Executives at the German bank have warned that the transaction, which would be one of the largest cross-border banking deals in Europe since the financial crisis, could pose a threat to the companies that form the backbone of Europe’s largest economy.
Earlier this month, UniCredit revealed that it had acquired a 9 per cent stake in Commerzbank, after buying half of it from the government in an after-hours block deal, turning the Italian group into Commerzbank’s second-largest shareholder after the government.
The Milan-based bank said on Monday it had increased its stake in the German lender to around 21 per cent and submitted a request to boost the holding to up to 29.9 per cent.
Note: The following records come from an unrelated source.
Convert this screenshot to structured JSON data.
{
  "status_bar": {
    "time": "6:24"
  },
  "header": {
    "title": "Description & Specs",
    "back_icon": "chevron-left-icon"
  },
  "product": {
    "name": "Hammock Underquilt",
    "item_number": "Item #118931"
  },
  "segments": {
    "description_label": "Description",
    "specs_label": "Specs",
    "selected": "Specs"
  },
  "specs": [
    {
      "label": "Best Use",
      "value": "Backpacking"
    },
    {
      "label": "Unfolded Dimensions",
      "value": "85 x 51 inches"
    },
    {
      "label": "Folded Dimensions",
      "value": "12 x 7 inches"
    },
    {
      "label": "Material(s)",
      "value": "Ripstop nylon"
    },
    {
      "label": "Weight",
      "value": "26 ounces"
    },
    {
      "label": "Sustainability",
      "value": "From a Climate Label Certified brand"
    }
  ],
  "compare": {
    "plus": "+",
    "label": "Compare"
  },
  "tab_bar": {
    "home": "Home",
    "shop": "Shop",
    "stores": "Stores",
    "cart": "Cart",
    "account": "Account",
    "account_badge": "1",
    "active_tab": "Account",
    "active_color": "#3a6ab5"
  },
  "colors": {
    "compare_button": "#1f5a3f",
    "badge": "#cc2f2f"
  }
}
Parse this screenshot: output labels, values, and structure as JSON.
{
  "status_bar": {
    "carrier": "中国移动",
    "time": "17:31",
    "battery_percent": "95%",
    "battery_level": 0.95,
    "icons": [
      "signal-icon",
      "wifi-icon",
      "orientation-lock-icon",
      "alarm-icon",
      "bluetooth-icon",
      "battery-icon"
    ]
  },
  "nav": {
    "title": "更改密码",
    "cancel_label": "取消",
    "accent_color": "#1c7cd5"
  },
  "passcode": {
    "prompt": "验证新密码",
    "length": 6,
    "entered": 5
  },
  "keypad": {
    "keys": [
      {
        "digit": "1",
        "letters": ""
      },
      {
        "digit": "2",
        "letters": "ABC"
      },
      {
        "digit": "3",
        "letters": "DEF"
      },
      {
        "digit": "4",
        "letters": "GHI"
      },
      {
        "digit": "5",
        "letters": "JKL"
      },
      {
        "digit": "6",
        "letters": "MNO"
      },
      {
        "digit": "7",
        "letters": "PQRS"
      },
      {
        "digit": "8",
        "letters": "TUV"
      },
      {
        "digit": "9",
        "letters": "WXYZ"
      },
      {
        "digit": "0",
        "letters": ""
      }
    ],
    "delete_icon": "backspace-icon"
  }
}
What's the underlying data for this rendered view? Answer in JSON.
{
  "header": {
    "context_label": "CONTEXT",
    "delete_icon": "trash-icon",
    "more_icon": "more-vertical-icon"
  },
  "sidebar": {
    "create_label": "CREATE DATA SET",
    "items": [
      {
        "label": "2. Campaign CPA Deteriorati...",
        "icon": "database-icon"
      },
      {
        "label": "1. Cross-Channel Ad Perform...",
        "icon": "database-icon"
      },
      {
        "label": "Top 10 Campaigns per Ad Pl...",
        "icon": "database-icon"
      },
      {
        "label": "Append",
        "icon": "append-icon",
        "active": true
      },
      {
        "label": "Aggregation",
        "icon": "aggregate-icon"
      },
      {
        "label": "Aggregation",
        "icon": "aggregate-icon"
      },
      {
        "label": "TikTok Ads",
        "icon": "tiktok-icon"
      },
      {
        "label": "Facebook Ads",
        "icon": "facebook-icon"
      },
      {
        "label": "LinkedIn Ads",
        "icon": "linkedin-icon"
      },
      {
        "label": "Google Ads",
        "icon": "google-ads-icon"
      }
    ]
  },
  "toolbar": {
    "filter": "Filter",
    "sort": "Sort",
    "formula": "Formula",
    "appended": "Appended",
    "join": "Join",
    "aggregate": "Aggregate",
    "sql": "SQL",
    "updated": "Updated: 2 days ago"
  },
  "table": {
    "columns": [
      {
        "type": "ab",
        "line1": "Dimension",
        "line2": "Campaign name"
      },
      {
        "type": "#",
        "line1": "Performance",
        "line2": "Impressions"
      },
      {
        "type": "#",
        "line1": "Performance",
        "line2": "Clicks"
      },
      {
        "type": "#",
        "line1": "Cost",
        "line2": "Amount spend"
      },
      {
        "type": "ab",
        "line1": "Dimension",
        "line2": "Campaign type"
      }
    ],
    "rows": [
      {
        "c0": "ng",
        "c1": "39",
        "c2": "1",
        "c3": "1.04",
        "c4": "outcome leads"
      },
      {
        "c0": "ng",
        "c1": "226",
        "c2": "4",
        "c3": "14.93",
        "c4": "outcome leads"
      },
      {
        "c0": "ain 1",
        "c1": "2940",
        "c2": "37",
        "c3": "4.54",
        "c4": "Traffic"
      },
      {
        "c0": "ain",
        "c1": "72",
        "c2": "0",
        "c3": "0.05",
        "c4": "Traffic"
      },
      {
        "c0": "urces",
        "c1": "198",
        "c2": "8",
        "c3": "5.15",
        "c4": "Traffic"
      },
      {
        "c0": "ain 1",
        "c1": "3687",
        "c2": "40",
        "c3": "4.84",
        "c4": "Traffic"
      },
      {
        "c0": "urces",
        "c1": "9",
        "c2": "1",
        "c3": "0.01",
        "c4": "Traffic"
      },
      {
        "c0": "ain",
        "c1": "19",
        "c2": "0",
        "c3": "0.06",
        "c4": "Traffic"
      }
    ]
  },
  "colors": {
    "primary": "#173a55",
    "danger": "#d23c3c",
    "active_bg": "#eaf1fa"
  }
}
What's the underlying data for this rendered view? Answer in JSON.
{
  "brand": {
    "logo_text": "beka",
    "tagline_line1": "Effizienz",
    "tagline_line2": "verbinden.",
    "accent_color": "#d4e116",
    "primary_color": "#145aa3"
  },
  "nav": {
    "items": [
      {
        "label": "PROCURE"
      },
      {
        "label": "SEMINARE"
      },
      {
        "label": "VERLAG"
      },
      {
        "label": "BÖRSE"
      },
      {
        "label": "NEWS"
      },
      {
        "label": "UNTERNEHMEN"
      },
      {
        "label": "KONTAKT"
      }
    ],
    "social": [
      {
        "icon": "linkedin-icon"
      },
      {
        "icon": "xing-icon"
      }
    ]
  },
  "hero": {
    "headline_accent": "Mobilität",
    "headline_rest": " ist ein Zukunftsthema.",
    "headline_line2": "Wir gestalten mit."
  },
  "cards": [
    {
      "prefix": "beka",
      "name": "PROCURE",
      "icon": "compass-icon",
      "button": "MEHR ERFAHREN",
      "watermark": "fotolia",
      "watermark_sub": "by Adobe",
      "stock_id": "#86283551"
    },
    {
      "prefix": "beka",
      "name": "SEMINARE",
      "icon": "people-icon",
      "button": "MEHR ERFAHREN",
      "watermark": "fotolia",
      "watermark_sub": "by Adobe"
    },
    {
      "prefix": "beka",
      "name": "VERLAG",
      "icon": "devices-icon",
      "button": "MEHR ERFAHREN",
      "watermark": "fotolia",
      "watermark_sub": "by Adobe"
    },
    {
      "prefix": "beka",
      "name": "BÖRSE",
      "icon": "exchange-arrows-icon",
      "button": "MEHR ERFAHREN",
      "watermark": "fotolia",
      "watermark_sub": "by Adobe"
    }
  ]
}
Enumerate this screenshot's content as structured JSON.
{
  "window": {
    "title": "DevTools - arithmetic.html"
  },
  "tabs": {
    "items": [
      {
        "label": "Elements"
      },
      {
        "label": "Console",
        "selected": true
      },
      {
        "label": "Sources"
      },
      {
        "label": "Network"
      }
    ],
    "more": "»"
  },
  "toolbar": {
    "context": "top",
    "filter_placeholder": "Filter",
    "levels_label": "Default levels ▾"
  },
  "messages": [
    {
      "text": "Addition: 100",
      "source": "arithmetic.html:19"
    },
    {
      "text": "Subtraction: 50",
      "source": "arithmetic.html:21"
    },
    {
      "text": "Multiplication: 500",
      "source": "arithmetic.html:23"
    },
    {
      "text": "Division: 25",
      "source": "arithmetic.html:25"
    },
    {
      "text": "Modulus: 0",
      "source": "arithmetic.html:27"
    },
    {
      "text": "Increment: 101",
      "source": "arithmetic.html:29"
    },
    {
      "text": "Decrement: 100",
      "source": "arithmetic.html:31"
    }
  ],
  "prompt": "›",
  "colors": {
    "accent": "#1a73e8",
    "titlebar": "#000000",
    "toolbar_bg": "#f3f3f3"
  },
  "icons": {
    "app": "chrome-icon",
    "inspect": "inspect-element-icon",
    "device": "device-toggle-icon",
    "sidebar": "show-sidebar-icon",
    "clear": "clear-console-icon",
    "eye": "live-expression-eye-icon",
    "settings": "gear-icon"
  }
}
The German government currently owns 12 per cent of Commerzbank and said it is not planning to sell any further Commerzbank shares “until further notice”.
Commerzbank’s shares have risen by 24 per cent since UniCredit disclosed its stake on September 11, with UniCredit’s shares also rising 5 per cent over the same period.
Executives at the financial institutions added that a merger would see Commerzbank’s lending decisions and management capabilities moved abroad, potentially disrupting domestic clients who have been using the bank’s services for decades.
UniCredit told the FT that these arguments misrepresented the Milan group’s inner workings, adding that it was a “pan-European” bank with “full self-standing legal entities” in all markets.
In addition, the German bank fears that a larger shareholding by UniCredit could lead to a significant loss of customers, who might leave the bank after the merger.